Aber warum gibt es diese Regeln? "Magdalenen" sind der Grund dafür. Durch eine bloße Berührung können sie dessen Geist eindringen und diesen so manipulieren. Sie werden öffentlich gejagt und getötet.
Rea ist eine von ihnen. 

"Keinerlei Berührungen. 
So lautet das oberste Gesetz, 
das uns von Kindesbeinen an eingebläut wird,
 die einzige Regel,
 die wirklich von Bedeutung ist."

Bei Straßenkämpfen, bei denen es keinerlei Regeln gibt, versucht Rea Emris ihre Gier nach Geist und Haut zu befriedigen. Nachdem sie ihre Eltern verloren hat, lebt sie gemeinsam mit ihrem älteren Bruder Liam in einer kleinen Wohnung. Sie ist furchtlos. Sie ist mutig. Sie ist all das und noch so vieles mehr. Ich habe sie wirklich in mein Herz geschlossen und bewundere sie dafür, dass sie für die Menschen, die sie liebt durchs Feuer gehen würde.

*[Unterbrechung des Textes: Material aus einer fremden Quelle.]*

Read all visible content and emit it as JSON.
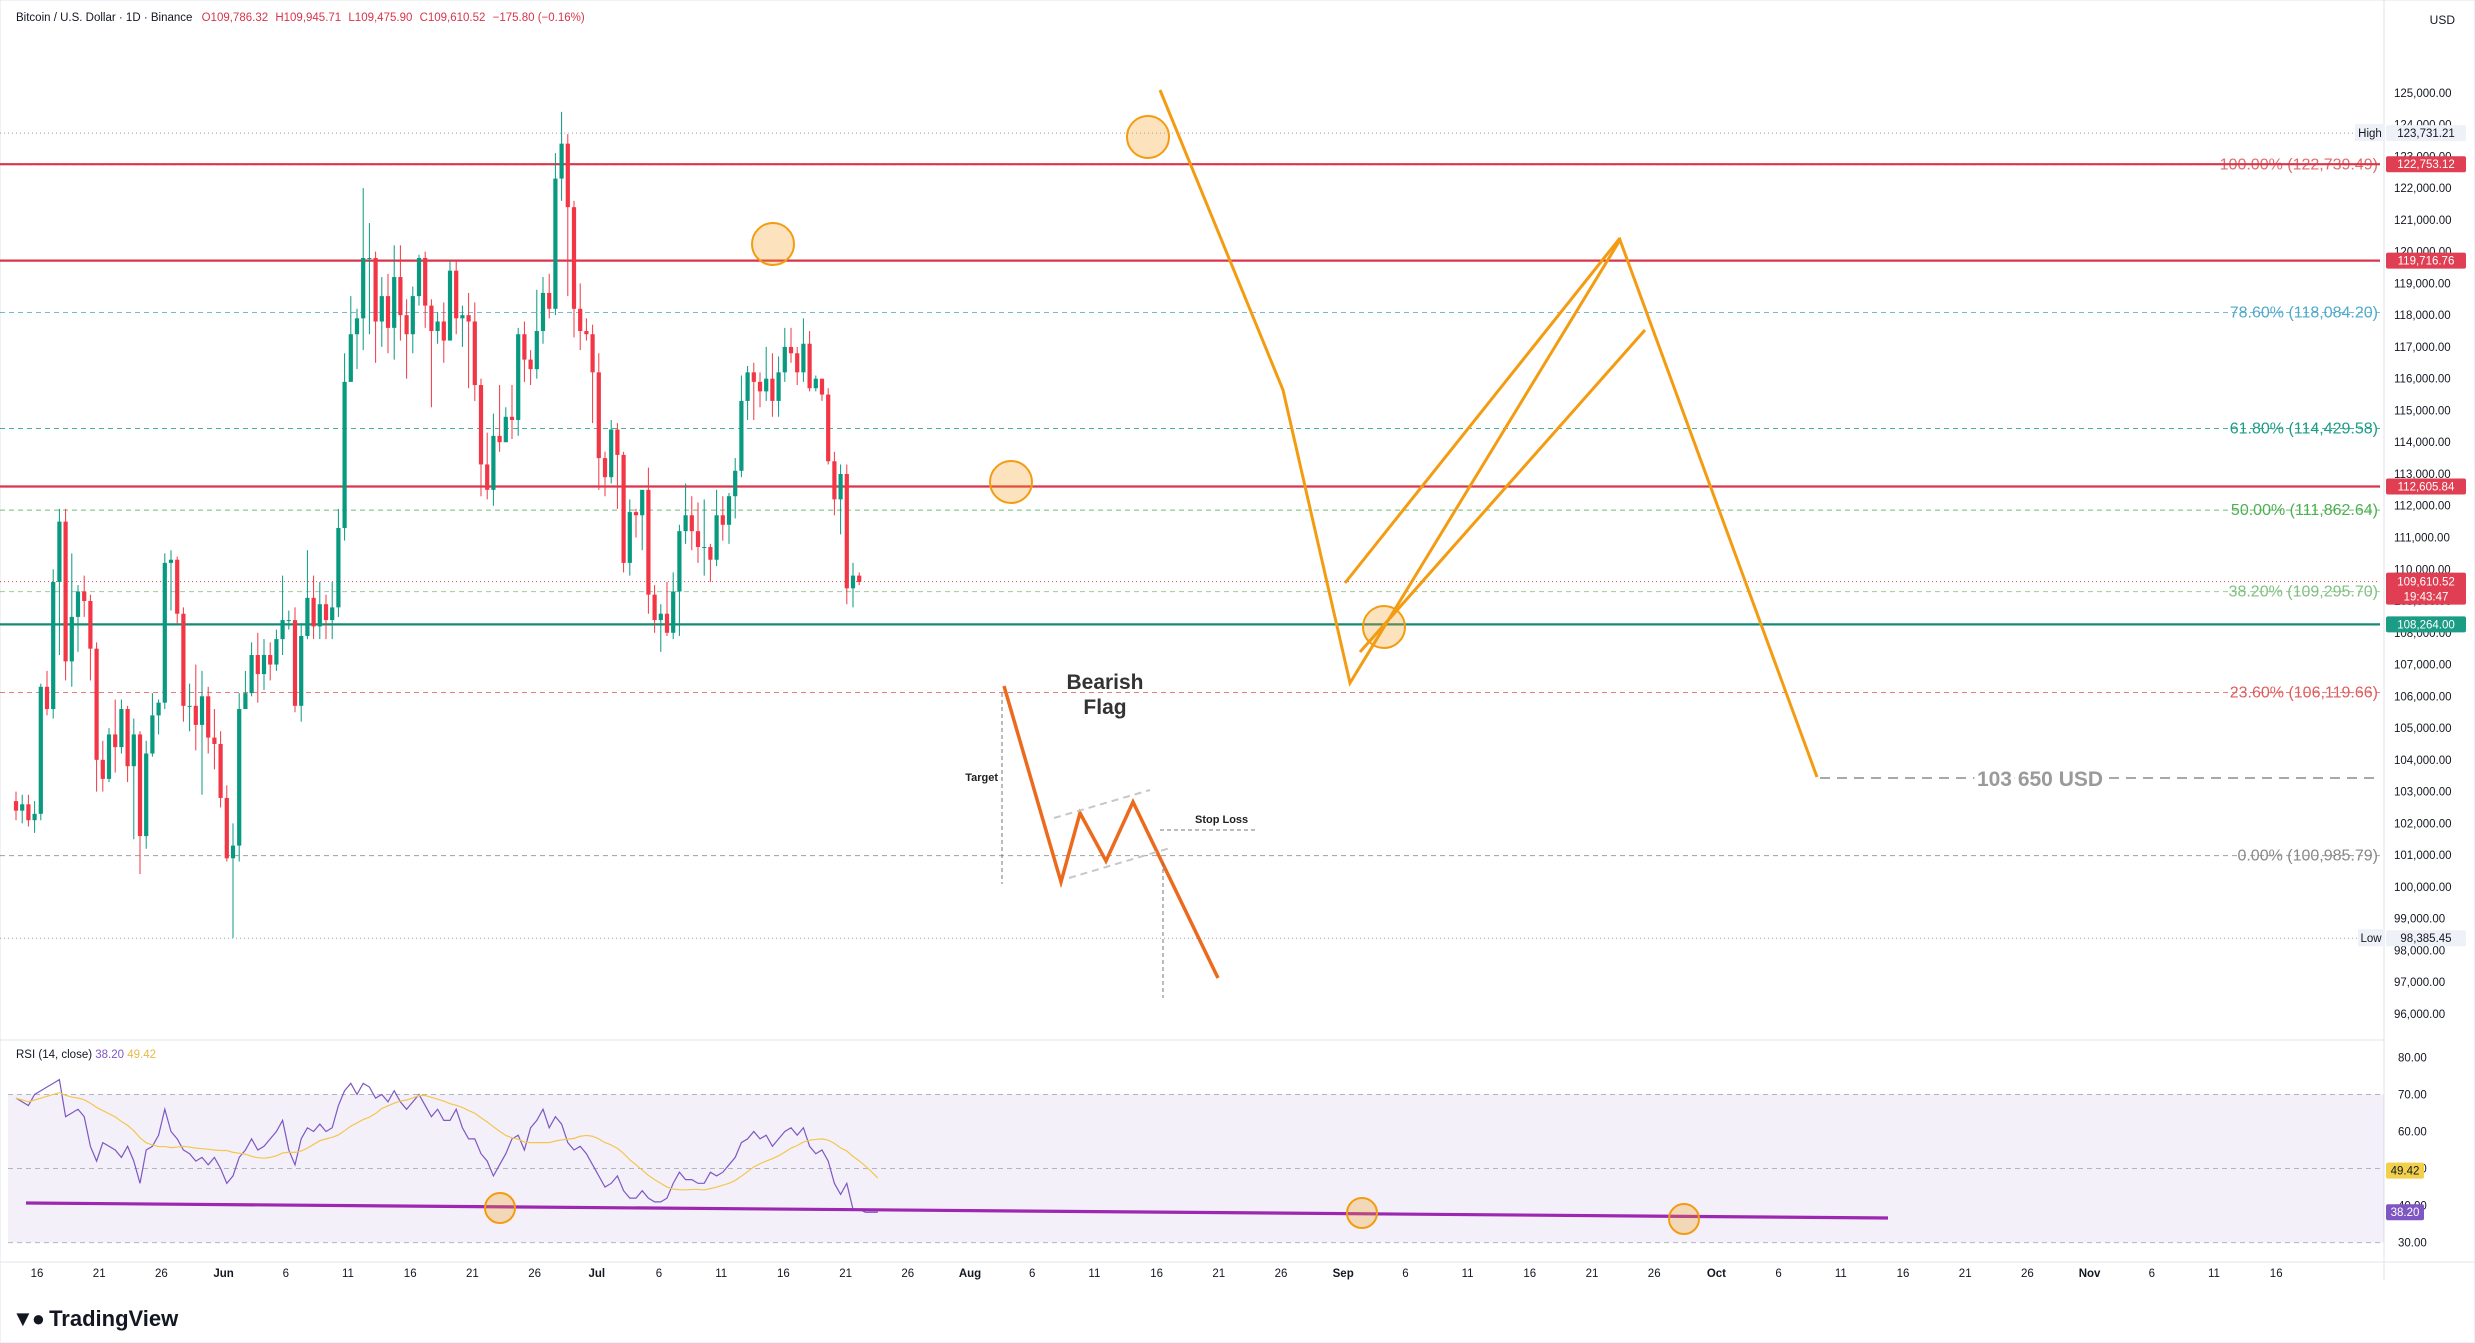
{
  "header": {
    "symbol": "Bitcoin / U.S. Dollar · 1D · Binance",
    "open": "O109,786.32",
    "high": "H109,945.71",
    "low": "L109,475.90",
    "close": "C109,610.52",
    "change": "−175.80 (−0.16%)"
  },
  "currency_label": "USD",
  "brand": "TradingView",
  "rsi_header": {
    "name": "RSI (14, close)",
    "value1": "38.20",
    "value2": "49.42"
  },
  "price_axis": {
    "ticks": [
      "125,000.00",
      "124,000.00",
      "123,000.00",
      "122,000.00",
      "121,000.00",
      "120,000.00",
      "119,000.00",
      "118,000.00",
      "117,000.00",
      "116,000.00",
      "115,000.00",
      "114,000.00",
      "113,000.00",
      "112,000.00",
      "111,000.00",
      "110,000.00",
      "109,000.00",
      "108,000.00",
      "107,000.00",
      "106,000.00",
      "105,000.00",
      "104,000.00",
      "103,000.00",
      "102,000.00",
      "101,000.00",
      "100,000.00",
      "99,000.00",
      "98,000.00",
      "97,000.00",
      "96,000.00"
    ],
    "tick_values": [
      125000,
      124000,
      123000,
      122000,
      121000,
      120000,
      119000,
      118000,
      117000,
      116000,
      115000,
      114000,
      113000,
      112000,
      111000,
      110000,
      109000,
      108000,
      107000,
      106000,
      105000,
      104000,
      103000,
      102000,
      101000,
      100000,
      99000,
      98000,
      97000,
      96000
    ],
    "range": [
      95400,
      126600
    ]
  },
  "rsi_axis": {
    "ticks": [
      "80.00",
      "70.00",
      "60.00",
      "50.00",
      "40.00",
      "30.00"
    ],
    "tick_values": [
      80,
      70,
      60,
      50,
      40,
      30
    ],
    "range": [
      28,
      82
    ]
  },
  "time_axis": {
    "labels": [
      "16",
      "21",
      "26",
      "Jun",
      "6",
      "11",
      "16",
      "21",
      "26",
      "Jul",
      "6",
      "11",
      "16",
      "21",
      "26",
      "Aug",
      "6",
      "11",
      "16",
      "21",
      "26",
      "Sep",
      "6",
      "11",
      "16",
      "21",
      "26",
      "Oct",
      "6",
      "11",
      "16",
      "21",
      "26",
      "Nov",
      "6",
      "11",
      "16"
    ],
    "bold": [
      "Jun",
      "Jul",
      "Aug",
      "Sep",
      "Oct",
      "Nov"
    ]
  },
  "badges": {
    "high": {
      "label": "High",
      "value": "123,731.21",
      "price": 123731
    },
    "low": {
      "label": "Low",
      "value": "98,385.45",
      "price": 98385
    },
    "res1": {
      "value": "122,753.12",
      "price": 122753,
      "color": "#e03e52"
    },
    "res2": {
      "value": "119,716.76",
      "price": 119717,
      "color": "#e03e52"
    },
    "res3": {
      "value": "112,605.84",
      "price": 112606,
      "color": "#e03e52"
    },
    "current": {
      "value": "109,610.52",
      "countdown": "19:43:47",
      "price": 109610,
      "color": "#e03e52"
    },
    "support": {
      "value": "108,264.00",
      "price": 108264,
      "color": "#1b9c85"
    },
    "rsi1": {
      "value": "49.42",
      "color": "#f2d04b"
    },
    "rsi2": {
      "value": "38.20",
      "color": "#7e57c2"
    }
  },
  "fib_levels": [
    {
      "label": "100.00% (122,739.49)",
      "price": 122739,
      "color": "#e06b6b"
    },
    {
      "label": "78.60% (118,084.20)",
      "price": 118084,
      "color": "#4fa9cc"
    },
    {
      "label": "61.80% (114,429.58)",
      "price": 114430,
      "color": "#1b9c85"
    },
    {
      "label": "50.00% (111,862.64)",
      "price": 111863,
      "color": "#4caf50"
    },
    {
      "label": "38.20% (109,295.70)",
      "price": 109296,
      "color": "#80c080"
    },
    {
      "label": "23.60% (106,119.66)",
      "price": 106120,
      "color": "#e05c5c"
    },
    {
      "label": "0.00% (100,985.79)",
      "price": 100986,
      "color": "#888888"
    }
  ],
  "annotations": {
    "target_price": "103 650 USD",
    "bearish_flag": [
      "Bearish",
      "Flag"
    ],
    "target_label": "Target",
    "stop_loss_label": "Stop Loss"
  },
  "chart_data": {
    "type": "candlestick",
    "title": "Bitcoin / U.S. Dollar · 1D · Binance",
    "ylabel": "USD",
    "ylim": [
      95400,
      126600
    ],
    "x_axis_start": "May 14",
    "candles": [
      [
        102700,
        102400,
        103000,
        102100
      ],
      [
        102400,
        102600,
        102900,
        102000
      ],
      [
        102600,
        102100,
        102900,
        101900
      ],
      [
        102100,
        102300,
        102700,
        101700
      ],
      [
        102300,
        106300,
        106400,
        102100
      ],
      [
        106300,
        105600,
        106800,
        105400
      ],
      [
        105600,
        109600,
        110000,
        105300
      ],
      [
        109600,
        111500,
        111900,
        107300
      ],
      [
        111500,
        107100,
        111900,
        106500
      ],
      [
        107100,
        108500,
        110500,
        106300
      ],
      [
        108500,
        109300,
        109500,
        107400
      ],
      [
        109300,
        109000,
        109800,
        108500
      ],
      [
        109000,
        107500,
        109200,
        106500
      ],
      [
        107500,
        104000,
        107700,
        103000
      ],
      [
        104000,
        103400,
        104600,
        103000
      ],
      [
        103400,
        104800,
        105000,
        103300
      ],
      [
        104800,
        104400,
        105900,
        103600
      ],
      [
        104400,
        105600,
        105900,
        104200
      ],
      [
        105600,
        103800,
        105700,
        103300
      ],
      [
        103800,
        104800,
        105300,
        101500
      ],
      [
        104800,
        101600,
        104900,
        100400
      ],
      [
        101600,
        104200,
        104600,
        101200
      ],
      [
        104200,
        105400,
        106100,
        104100
      ],
      [
        105400,
        105800,
        105900,
        104800
      ],
      [
        105800,
        110200,
        110500,
        105600
      ],
      [
        110200,
        110300,
        110600,
        108700
      ],
      [
        110300,
        108600,
        110400,
        108300
      ],
      [
        108600,
        105700,
        108800,
        105200
      ],
      [
        105700,
        105700,
        106400,
        104900
      ],
      [
        105700,
        105100,
        107000,
        104300
      ],
      [
        105100,
        106000,
        106800,
        102900
      ],
      [
        106000,
        104700,
        106300,
        104200
      ],
      [
        104700,
        104500,
        105600,
        103700
      ],
      [
        104500,
        102800,
        104900,
        102500
      ],
      [
        102800,
        100900,
        103200,
        100800
      ],
      [
        100900,
        101300,
        102000,
        98400
      ],
      [
        101300,
        105600,
        106100,
        100800
      ],
      [
        105600,
        106100,
        106800,
        105600
      ],
      [
        106100,
        107300,
        107700,
        106000
      ],
      [
        107300,
        106700,
        108000,
        105800
      ],
      [
        106700,
        107300,
        107800,
        106200
      ],
      [
        107300,
        107000,
        107700,
        106500
      ],
      [
        107000,
        107800,
        108100,
        106800
      ],
      [
        107800,
        108400,
        109800,
        107300
      ],
      [
        108400,
        108400,
        108700,
        108100
      ],
      [
        108400,
        105700,
        108800,
        105500
      ],
      [
        105700,
        107900,
        108300,
        105200
      ],
      [
        107900,
        109100,
        110600,
        107800
      ],
      [
        109100,
        108200,
        109800,
        107800
      ],
      [
        108200,
        108900,
        109600,
        107800
      ],
      [
        108900,
        108400,
        109200,
        107800
      ],
      [
        108400,
        108800,
        109600,
        107800
      ],
      [
        108800,
        111300,
        111900,
        108500
      ],
      [
        111300,
        115900,
        116800,
        110900
      ],
      [
        115900,
        117400,
        118600,
        115900
      ],
      [
        117400,
        117900,
        118200,
        116300
      ],
      [
        117900,
        119800,
        122000,
        116900
      ],
      [
        119800,
        119800,
        120900,
        117400
      ],
      [
        119800,
        117800,
        120000,
        116500
      ],
      [
        117800,
        118600,
        119200,
        117000
      ],
      [
        118600,
        117600,
        119300,
        116800
      ],
      [
        117600,
        119200,
        120200,
        116600
      ],
      [
        119200,
        118000,
        120200,
        117200
      ],
      [
        118000,
        117400,
        118500,
        116000
      ],
      [
        117400,
        118600,
        118900,
        116800
      ],
      [
        118600,
        119800,
        119900,
        118300
      ],
      [
        119800,
        118300,
        120000,
        117600
      ],
      [
        118300,
        117500,
        118500,
        115100
      ],
      [
        117500,
        117800,
        118100,
        117100
      ],
      [
        117800,
        117200,
        118400,
        116500
      ],
      [
        117200,
        119400,
        119700,
        117600
      ],
      [
        119400,
        117900,
        119700,
        117400
      ],
      [
        117900,
        118000,
        118300,
        117000
      ],
      [
        118000,
        117800,
        118700,
        115700
      ],
      [
        117800,
        115800,
        118400,
        115300
      ],
      [
        115800,
        113300,
        116000,
        112300
      ],
      [
        113300,
        112500,
        114300,
        112200
      ],
      [
        112500,
        114200,
        114900,
        112000
      ],
      [
        114200,
        114000,
        115800,
        113700
      ],
      [
        114000,
        114800,
        115100,
        114000
      ],
      [
        114800,
        114700,
        115800,
        114100
      ],
      [
        114700,
        117400,
        117600,
        114200
      ],
      [
        117400,
        116600,
        117800,
        115900
      ],
      [
        116600,
        116300,
        116900,
        115800
      ],
      [
        116300,
        117500,
        118800,
        116000
      ],
      [
        117500,
        118700,
        119200,
        117100
      ],
      [
        118700,
        118200,
        119300,
        117900
      ],
      [
        118200,
        122300,
        123100,
        118000
      ],
      [
        122300,
        123400,
        124400,
        121600
      ],
      [
        123400,
        121400,
        123700,
        118600
      ],
      [
        121400,
        118200,
        121600,
        117300
      ],
      [
        118200,
        117500,
        119000,
        116900
      ],
      [
        117500,
        117400,
        117900,
        117200
      ],
      [
        117400,
        116200,
        117700,
        114600
      ],
      [
        116200,
        113500,
        116800,
        112500
      ],
      [
        113500,
        112900,
        113700,
        112300
      ],
      [
        112900,
        114400,
        114700,
        112700
      ],
      [
        114400,
        113600,
        114600,
        111900
      ],
      [
        113600,
        110200,
        113700,
        109900
      ],
      [
        110200,
        111800,
        112200,
        109800
      ],
      [
        111800,
        111700,
        111900,
        111000
      ],
      [
        111700,
        112500,
        112500,
        110600
      ],
      [
        112500,
        109200,
        113200,
        108600
      ],
      [
        109200,
        108400,
        109500,
        108000
      ],
      [
        108400,
        108600,
        108900,
        107400
      ],
      [
        108600,
        108000,
        109600,
        107900
      ],
      [
        108000,
        109300,
        109900,
        107800
      ],
      [
        109300,
        111200,
        111400,
        107900
      ],
      [
        111200,
        111700,
        112700,
        110800
      ],
      [
        111700,
        111200,
        112300,
        110600
      ],
      [
        111200,
        110700,
        112100,
        110200
      ],
      [
        110700,
        110700,
        112200,
        109800
      ],
      [
        110700,
        110300,
        110800,
        109600
      ],
      [
        110300,
        111700,
        112500,
        110100
      ],
      [
        111700,
        111400,
        112300,
        110900
      ],
      [
        111400,
        112300,
        112400,
        110800
      ],
      [
        112300,
        113100,
        113500,
        111600
      ],
      [
        113100,
        115300,
        116100,
        112900
      ],
      [
        115300,
        116200,
        116400,
        114700
      ],
      [
        116200,
        115900,
        116500,
        114700
      ],
      [
        115900,
        115600,
        116200,
        115100
      ],
      [
        115600,
        116000,
        117000,
        115300
      ],
      [
        116000,
        115300,
        116800,
        114800
      ],
      [
        115300,
        116200,
        116700,
        114800
      ],
      [
        116200,
        117000,
        117600,
        115900
      ],
      [
        117000,
        116800,
        117600,
        116500
      ],
      [
        116800,
        116200,
        117000,
        115800
      ],
      [
        116200,
        117100,
        117900,
        115900
      ],
      [
        117100,
        115700,
        117500,
        115600
      ],
      [
        115700,
        116000,
        116100,
        115600
      ],
      [
        116000,
        115500,
        115800,
        115300
      ],
      [
        115500,
        113400,
        115700,
        113300
      ],
      [
        113400,
        112200,
        113700,
        111700
      ],
      [
        112200,
        113000,
        113300,
        111100
      ],
      [
        113000,
        109400,
        113300,
        108900
      ],
      [
        109400,
        109800,
        110200,
        108800
      ],
      [
        109800,
        109600,
        109900,
        109500
      ]
    ],
    "rsi": [
      69,
      68,
      67,
      70,
      71,
      72,
      73,
      74,
      64,
      65,
      66,
      64,
      56,
      52,
      57,
      56,
      55,
      53,
      56,
      52,
      46,
      55,
      56,
      59,
      66,
      60,
      58,
      55,
      54,
      52,
      53,
      51,
      53,
      50,
      46,
      48,
      53,
      55,
      58,
      55,
      56,
      58,
      60,
      63,
      55,
      51,
      58,
      61,
      60,
      62,
      60,
      61,
      67,
      71,
      73,
      70,
      73,
      72,
      69,
      70,
      68,
      71,
      68,
      66,
      68,
      70,
      67,
      64,
      66,
      63,
      63,
      66,
      61,
      58,
      58,
      54,
      52,
      48,
      51,
      54,
      58,
      59,
      55,
      61,
      63,
      66,
      61,
      64,
      62,
      57,
      55,
      56,
      54,
      51,
      48,
      45,
      46,
      48,
      44,
      42,
      42,
      44,
      42,
      41,
      41,
      42,
      46,
      49,
      47,
      47,
      46,
      46,
      49,
      48,
      49,
      51,
      53,
      57,
      58,
      60,
      58,
      59,
      56,
      58,
      60,
      61,
      59,
      61,
      56,
      54,
      55,
      52,
      46,
      43,
      46,
      39,
      39,
      38.2,
      38.2,
      38.2
    ]
  }
}
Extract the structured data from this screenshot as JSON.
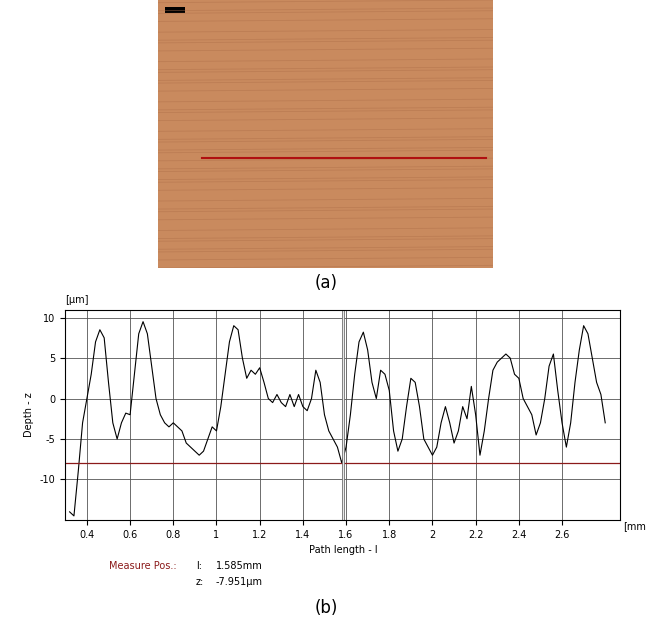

Was ich vom Prinzen leider nicht sagen kann. Er war mir von Anfang an eher unsympathisch. Viele seiner Handlungen konnte ich einfach nicht nachvollziehen. Gerade am Ende des Buches war ich sehr enttäuscht von ihm. Ich hoffe wirklich sehr, dass sich das in den beiden anderen Büchern ändern wird.

"Kaum etwas zeugt von mehr Mut, 
als Gefühle für einen anderen Menschen zuzulassen."

Die Nebencharaktere spielen hier eine wichtige Rolle. Blanc, Mister Galahad, Ninon, Rea´s Bruder Liam. Sie alle waren sehr undurchsichtig, weshalb es für mich zu einigen sehr überraschenden Wendungen kam, mit welchen ich so wirklich niemals gerechnet hätte. 

Meinetwegen hätte das Buch noch 500 Seiten mehr haben können, so sehr war ich von der Geschichte gefesselt gewesen. Bisher ist es wirklich mein Highlight des Jahres und ich kann es jedem uneingeschränkt empfehlen!


Ein mehr als gelungener erster Teil mit hohem Suchtfaktor!!!